A space for up to 30 students to take their learning outdoors is in the works for West Central Elementary after the school learned it has been awarded a $5,000 GOLD Grant by the Georgia Board of Education.

West Central sixth grade teacher Stephanie Lewis spearheaded the idea and the grant application that imagines a unique outdoor learning space.

The project plans to create an outdoor classroom for students from pre-K through sixth grade. Students will use the outdoor space to examine their world, investigate questions in all subject areas, and learn in a new environment, according to the grant application.

The space will also provide new experiences for West Central students, many of whom do not have access to many experiences outside of the classroom. The outdoor learning area will also provide additional resources for teachers to make learning more hands-on and experiential.

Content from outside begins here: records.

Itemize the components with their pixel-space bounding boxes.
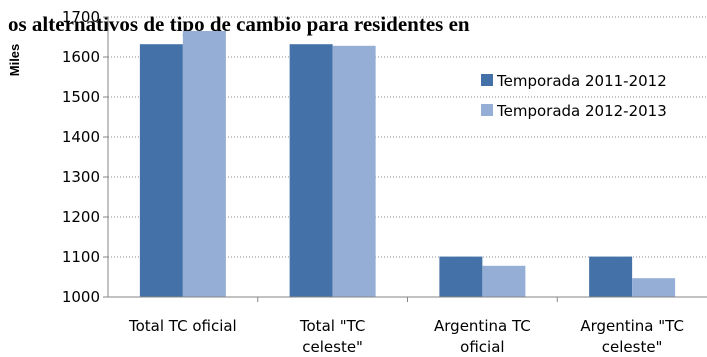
bars [139, 31, 676, 298]
x-category-label: Argentina "TC [580, 317, 684, 335]
bar-series-2-category-2 [332, 45, 376, 297]
y-tick-label: 1300 [62, 168, 100, 186]
legend-swatch [481, 74, 493, 86]
bar-series-2-category-4 [632, 278, 676, 297]
axes [107, 17, 707, 302]
x-category-label: Argentina TC [434, 317, 531, 335]
bar-series-1-category-3 [439, 256, 483, 297]
y-axis-label: Miles [7, 44, 22, 77]
bar-series-2-category-3 [482, 265, 526, 297]
bar-series-2-category-1 [182, 31, 226, 297]
y-tick-label: 1400 [62, 128, 100, 146]
x-category-label: celeste" [302, 338, 363, 356]
x-category-label: Total TC oficial [128, 317, 237, 335]
legend-label: Temporada 2011-2012 [496, 72, 667, 90]
x-category-label: oficial [460, 338, 504, 356]
y-tick-label: 1100 [62, 248, 100, 266]
y-tick-label: 1200 [62, 208, 100, 226]
x-category-label: Total "TC [299, 317, 365, 335]
y-tick-label: 1600 [62, 48, 100, 66]
y-axis-ticks: 1000 1100 1200 1300 1400 1500 1600 1700 [62, 8, 108, 306]
legend-swatch [481, 104, 493, 116]
bar-series-1-category-1 [139, 44, 183, 298]
y-tick-label: 1700 [62, 8, 100, 26]
y-tick-label: 1000 [62, 288, 100, 306]
chart-title: os alternativos de tipo de cambio para r… [8, 12, 470, 36]
legend-label: Temporada 2012-2013 [496, 102, 667, 120]
bar-series-1-category-4 [589, 256, 633, 297]
x-axis-categories: Total TC oficial Total "TC celeste" Argenti… [128, 317, 684, 356]
x-category-label: celeste" [602, 338, 663, 356]
y-tick-label: 1500 [62, 88, 100, 106]
legend: Temporada 2011-2012 Temporada 2012-2013 [481, 72, 667, 120]
bar-series-1-category-2 [289, 44, 333, 298]
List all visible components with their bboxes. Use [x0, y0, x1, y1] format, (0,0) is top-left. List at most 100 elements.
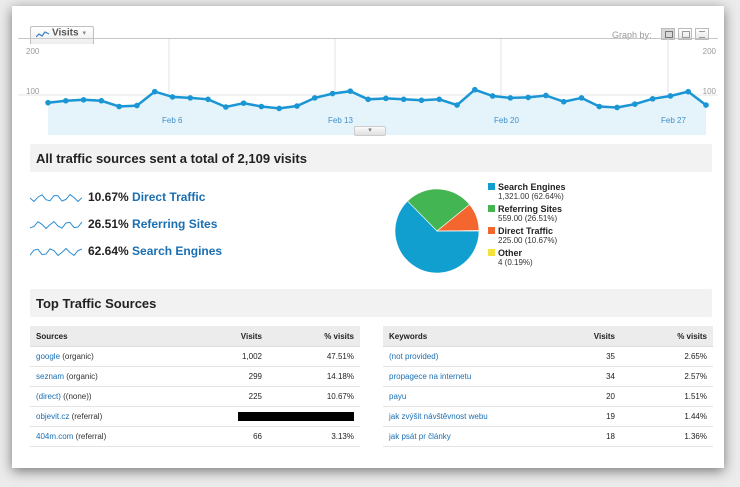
- pct-visits-cell: 47.51%: [268, 346, 360, 367]
- pct-visits-cell: 1.51%: [621, 386, 713, 407]
- visits-point[interactable]: [578, 95, 585, 101]
- visits-point[interactable]: [116, 103, 122, 110]
- visits-point[interactable]: [98, 97, 105, 104]
- source-cell: 404m.com (referral): [30, 426, 196, 447]
- visits-cell: 35: [549, 346, 621, 367]
- visits-point[interactable]: [436, 96, 443, 103]
- graph-by-week-button[interactable]: [678, 28, 692, 40]
- pie-legend: Search Engines 1,321.00 (62.64%) Referring…: [488, 182, 566, 270]
- visits-point[interactable]: [507, 95, 514, 101]
- keyword-link[interactable]: jak zvýšit návštěvnost webu: [389, 412, 488, 421]
- column-header-pct-visits[interactable]: % visits: [268, 326, 360, 347]
- visits-point[interactable]: [223, 104, 229, 110]
- column-header-visits[interactable]: Visits: [549, 326, 621, 347]
- keyword-link[interactable]: jak psát pr články: [389, 432, 451, 441]
- visits-point[interactable]: [169, 94, 176, 100]
- visits-point[interactable]: [151, 88, 158, 95]
- pie-slice-other[interactable]: [436, 230, 480, 232]
- graph-by-day-button[interactable]: [661, 28, 675, 40]
- metric-link[interactable]: Referring Sites: [132, 217, 218, 231]
- top-sources-title: Top Traffic Sources: [36, 296, 157, 311]
- visits-cell: 34: [549, 366, 621, 387]
- pie-slice-search-engines[interactable]: [394, 200, 480, 274]
- metric-link[interactable]: Search Engines: [132, 244, 223, 258]
- visits-point[interactable]: [418, 97, 425, 104]
- column-header-keywords[interactable]: Keywords: [383, 326, 549, 347]
- keyword-cell: jak zvýšit návštěvnost webu: [383, 406, 549, 427]
- graph-collapse-handle[interactable]: ▾: [354, 126, 386, 136]
- y-axis-top-right: 200: [702, 47, 716, 56]
- keyword-link[interactable]: propagece na internetu: [389, 372, 472, 381]
- source-link[interactable]: google: [36, 352, 61, 361]
- visits-point[interactable]: [383, 95, 389, 102]
- visits-point[interactable]: [365, 96, 371, 103]
- visits-point[interactable]: [525, 94, 531, 101]
- visits-point[interactable]: [258, 103, 265, 110]
- visits-point[interactable]: [134, 102, 140, 109]
- visits-point[interactable]: [560, 98, 567, 105]
- legend-detail: 1,321.00 (62.64%): [498, 192, 564, 201]
- visits-point[interactable]: [472, 86, 478, 93]
- graph-by-month-button[interactable]: [695, 28, 709, 40]
- visits-point[interactable]: [400, 96, 407, 103]
- sparkline-icon: [29, 220, 83, 230]
- visits-point[interactable]: [454, 102, 460, 108]
- visits-point[interactable]: [80, 97, 87, 103]
- keyword-link[interactable]: payu: [389, 392, 407, 401]
- visits-point[interactable]: [240, 100, 247, 106]
- visits-line-chart: [18, 39, 718, 135]
- graph-by-label: Graph by:: [612, 30, 652, 40]
- legend-detail: 4 (0.19%): [498, 258, 533, 267]
- visits-point[interactable]: [311, 95, 318, 101]
- y-axis-top-left: 200: [26, 47, 40, 56]
- visits-point[interactable]: [62, 97, 69, 104]
- column-header-pct-visits[interactable]: % visits: [621, 326, 713, 347]
- visits-point[interactable]: [276, 105, 282, 112]
- sparkline-icon: [29, 247, 83, 256]
- source-link[interactable]: (direct): [36, 392, 61, 401]
- keyword-cell: payu: [383, 386, 549, 407]
- visits-point[interactable]: [614, 104, 620, 111]
- keywords-table: Keywords Visits % visits (not provided) 3…: [383, 326, 713, 447]
- visits-point[interactable]: [596, 103, 603, 110]
- month-icon: [699, 31, 705, 38]
- week-icon: [682, 31, 690, 38]
- visits-point[interactable]: [543, 92, 549, 99]
- visits-point[interactable]: [294, 103, 300, 109]
- metric-link[interactable]: Direct Traffic: [132, 190, 206, 204]
- metric-selector-label: Visits: [52, 27, 79, 39]
- visits-point[interactable]: [205, 96, 211, 103]
- source-link[interactable]: seznam: [36, 372, 65, 381]
- visits-point[interactable]: [632, 101, 638, 107]
- redaction-bar: [238, 412, 354, 421]
- keyword-link[interactable]: (not provided): [389, 352, 439, 361]
- legend-item: Search Engines 1,321.00 (62.64%): [488, 182, 566, 201]
- table-row: payu 20 1.51%: [383, 386, 713, 407]
- column-header-visits[interactable]: Visits: [196, 326, 268, 347]
- legend-swatch: [488, 205, 495, 212]
- legend-detail: 559.00 (26.51%): [498, 214, 558, 223]
- source-link[interactable]: 404m.com: [36, 432, 74, 441]
- metric-row: 10.67% Direct Traffic: [29, 190, 206, 206]
- column-header-sources[interactable]: Sources: [30, 326, 196, 347]
- metric-percentage: 62.64%: [88, 244, 129, 258]
- visits-point[interactable]: [329, 90, 336, 97]
- visits-cell: 66: [196, 426, 268, 447]
- pct-visits-cell: 14.18%: [268, 366, 360, 387]
- visits-point[interactable]: [685, 88, 692, 95]
- visits-point[interactable]: [347, 88, 354, 94]
- visits-point[interactable]: [187, 95, 194, 101]
- chevron-down-icon: ▾: [82, 30, 87, 37]
- metric-selector-button[interactable]: Visits ▾: [30, 26, 94, 44]
- source-cell: objevit.cz (referral): [30, 406, 196, 427]
- source-medium: (organic): [60, 352, 94, 361]
- visits-point[interactable]: [45, 99, 51, 106]
- visits-point[interactable]: [703, 102, 709, 108]
- legend-swatch: [488, 227, 495, 234]
- y-axis-mid-right: 100: [702, 87, 716, 96]
- visits-point[interactable]: [667, 93, 674, 99]
- visits-point[interactable]: [489, 93, 496, 99]
- visits-point[interactable]: [649, 96, 656, 102]
- pie-slice-referring-sites[interactable]: [407, 188, 471, 232]
- source-link[interactable]: objevit.cz: [36, 412, 70, 421]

“Receiving this outdoor classroom grant is a testament to our commitment to providing engaging learning experiences for all our students, and I am grateful to Mrs. Lewis for taking the initiative to apply for it,” West Central Principal Jennifer Uldrick says. “We are thrilled to create a dynamic outdoor space that will inspire curiosity, exploration, and a deep connection to the nature that surrounds us.”

GOLD (Georgia Outdoor Learning Demonstration) Grants are intended to increase opportunities for students to benefit from outdoor learning.

Per the grant application, the outdoor learning space will provide a workspace for 30 students to conduct labs and experiments and a whiteboard for teachers to lead labs and experiments.  The weather station will provide real-world data for students in first and fourth grade as they study weather.  The compost bin will provide hands-on opportunities for students to experience how matter decays.  The sundial will be used by students in primary grades to learn how to tell time and understand how time works.

“The West Central community looks forward to partnering with other organizations in our community to complete this project including a local scouting troop that will provide volunteer labor as part of an Eagle Scout project,” Lewis says. “We are also excited about finding ways for our students and parents to help make this project come to life.”